Knoxville, Tennessee (JFK+50) Today we continue a review of the ten most popular posts of our JFK+50 blog since we began in November 2010.  This review will include updates and revisions of the original posts. 

Thanks to all our visitors worldwide.


April 6, 2011, Pittsburg Landing, Tennessee (JFK+50) Union forces under General Ulysses S. Grant came under attack 149 years ago today near Pittsburg Landing here in western Tennessee.

The battle, which was fought on April 6th and 7th, 1862, was named Shiloh after a small church located on the battlefield.

                    Map by Hal Jespersen

General Grant's forces had captured Forts Henry and Donelson in February. From there, the army marched southward along the Tennessee River.

Rebel troops under Generals Albert Sidney Johnston and PGT Beauregard launched a surprise attack and by the end of the day had driven Grant's forces back to the river.
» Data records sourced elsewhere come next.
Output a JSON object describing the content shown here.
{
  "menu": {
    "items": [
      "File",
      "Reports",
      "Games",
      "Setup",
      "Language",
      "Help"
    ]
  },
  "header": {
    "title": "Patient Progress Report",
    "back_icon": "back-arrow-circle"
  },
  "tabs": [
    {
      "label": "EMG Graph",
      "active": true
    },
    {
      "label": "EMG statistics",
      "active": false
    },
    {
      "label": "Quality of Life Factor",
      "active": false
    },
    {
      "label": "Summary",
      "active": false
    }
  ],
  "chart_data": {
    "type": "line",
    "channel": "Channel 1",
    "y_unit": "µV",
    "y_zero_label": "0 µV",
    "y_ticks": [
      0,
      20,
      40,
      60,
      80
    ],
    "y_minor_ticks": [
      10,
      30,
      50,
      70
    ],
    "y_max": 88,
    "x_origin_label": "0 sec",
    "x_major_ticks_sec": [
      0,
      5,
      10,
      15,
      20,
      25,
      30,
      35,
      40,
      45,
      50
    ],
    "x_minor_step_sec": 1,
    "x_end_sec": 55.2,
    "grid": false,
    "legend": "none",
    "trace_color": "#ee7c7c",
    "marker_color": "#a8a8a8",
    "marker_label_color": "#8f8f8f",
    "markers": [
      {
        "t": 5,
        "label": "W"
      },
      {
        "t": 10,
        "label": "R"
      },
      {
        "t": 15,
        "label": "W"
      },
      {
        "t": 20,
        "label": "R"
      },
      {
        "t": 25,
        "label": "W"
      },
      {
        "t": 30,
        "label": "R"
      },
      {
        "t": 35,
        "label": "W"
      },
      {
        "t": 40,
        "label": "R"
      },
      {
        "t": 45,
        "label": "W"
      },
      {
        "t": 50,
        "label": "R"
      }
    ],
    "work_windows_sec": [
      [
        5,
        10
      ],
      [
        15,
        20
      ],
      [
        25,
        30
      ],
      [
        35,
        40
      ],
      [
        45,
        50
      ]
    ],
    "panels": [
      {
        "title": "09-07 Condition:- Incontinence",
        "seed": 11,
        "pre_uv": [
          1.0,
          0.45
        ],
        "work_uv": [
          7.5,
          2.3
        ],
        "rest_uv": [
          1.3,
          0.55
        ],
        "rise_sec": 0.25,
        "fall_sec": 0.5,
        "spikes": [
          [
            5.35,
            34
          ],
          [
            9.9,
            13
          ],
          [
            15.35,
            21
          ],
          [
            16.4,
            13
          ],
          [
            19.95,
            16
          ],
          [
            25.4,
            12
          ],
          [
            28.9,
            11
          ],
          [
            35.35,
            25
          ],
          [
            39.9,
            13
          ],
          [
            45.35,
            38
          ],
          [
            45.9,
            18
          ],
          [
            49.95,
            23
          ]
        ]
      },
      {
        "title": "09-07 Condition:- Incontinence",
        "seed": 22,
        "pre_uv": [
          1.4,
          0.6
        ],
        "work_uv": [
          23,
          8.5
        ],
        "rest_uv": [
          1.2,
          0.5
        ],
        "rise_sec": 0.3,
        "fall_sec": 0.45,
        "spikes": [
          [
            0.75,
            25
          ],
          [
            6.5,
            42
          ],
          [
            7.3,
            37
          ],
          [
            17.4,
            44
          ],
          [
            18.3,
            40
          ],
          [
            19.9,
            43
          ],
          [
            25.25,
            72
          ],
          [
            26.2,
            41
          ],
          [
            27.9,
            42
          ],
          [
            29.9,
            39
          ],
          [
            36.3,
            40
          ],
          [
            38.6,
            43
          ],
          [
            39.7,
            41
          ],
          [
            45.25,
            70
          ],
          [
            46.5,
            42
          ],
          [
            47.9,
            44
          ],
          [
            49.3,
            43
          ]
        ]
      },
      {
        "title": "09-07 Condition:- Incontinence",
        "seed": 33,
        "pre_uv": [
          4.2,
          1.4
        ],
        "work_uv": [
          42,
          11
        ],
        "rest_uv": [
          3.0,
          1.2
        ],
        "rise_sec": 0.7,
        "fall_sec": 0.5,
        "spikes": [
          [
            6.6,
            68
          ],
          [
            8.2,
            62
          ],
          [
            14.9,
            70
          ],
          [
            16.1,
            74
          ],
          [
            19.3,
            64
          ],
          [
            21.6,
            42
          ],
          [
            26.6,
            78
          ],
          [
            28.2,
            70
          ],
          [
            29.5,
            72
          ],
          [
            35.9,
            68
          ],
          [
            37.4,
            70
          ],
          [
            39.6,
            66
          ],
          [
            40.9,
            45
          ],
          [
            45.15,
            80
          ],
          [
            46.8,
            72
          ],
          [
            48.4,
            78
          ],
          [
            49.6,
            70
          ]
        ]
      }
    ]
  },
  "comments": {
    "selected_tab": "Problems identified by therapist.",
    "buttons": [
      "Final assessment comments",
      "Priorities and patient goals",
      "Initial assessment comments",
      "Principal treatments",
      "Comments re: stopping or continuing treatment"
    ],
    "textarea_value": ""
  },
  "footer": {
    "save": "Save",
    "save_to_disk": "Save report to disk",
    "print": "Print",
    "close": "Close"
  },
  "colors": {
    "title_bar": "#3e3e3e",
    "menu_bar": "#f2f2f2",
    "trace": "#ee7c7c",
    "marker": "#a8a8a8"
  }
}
Union forces under General Benjamin Prentiss*,  however, made a stand at the Sunken Road where fighting was so intense this area of the battlefield was called the Hornets Nest.

In a tragic turn of events for the Confederacy, General Johnston was badly wounded in the leg during the afternoon and bled to death on the battlefield.  

The two day battle at Shiloh was fought to a tactical draw but because Confederate forces retreated back into Mississippi, military historians see it as a Union victory.  

The Battle of Shiloh is known as the "Bloodiest Battle of the Civil War."

                         Shiloh Church 
            Shiloh National Battlefield
            Photo by Donald Wiles (2006)

A recent article by Timothy B. Smith"Battle of Shiloh: Shattering Myths," argues that the long held view that the Confederates launched a surprise on Grant's Union forces is a myth.  Smith says that newspaper men who were miles away during the battle are responsible for the story.

Another myth, Smith claims, is the idea that had Albert Sidney Johnston** survived the battle, the South would have won it and perhaps even the war.

Mr. Smith writes...

"Johnston could probably have pressed the attack no faster" and would have also been "preoccupied with capturing the Hornets Nest."

He adds...

 "By 6 p.m. (on April 6) it is highly doubtful Shiloh could have been a Confederate victory even with Napoleon Bonaparte in command."

*Benjamin Prentiss (1819-1901) was born in Belleville, Virginia and was a rope maker and auctioneer before the Civil War.  He served as a postmaster in Bethany, Missouri after the war.

                     Benjamin Prentiss

**Albert Sidney Johnston (1803-1862) was born in Washington, Kentucky and educated at Transylvania University and West Point.  He lived most of his life in Texas where he served in the army of Sam Houston.  

ASJ was the highest ranking officer to lose his life on either side during the Civil War.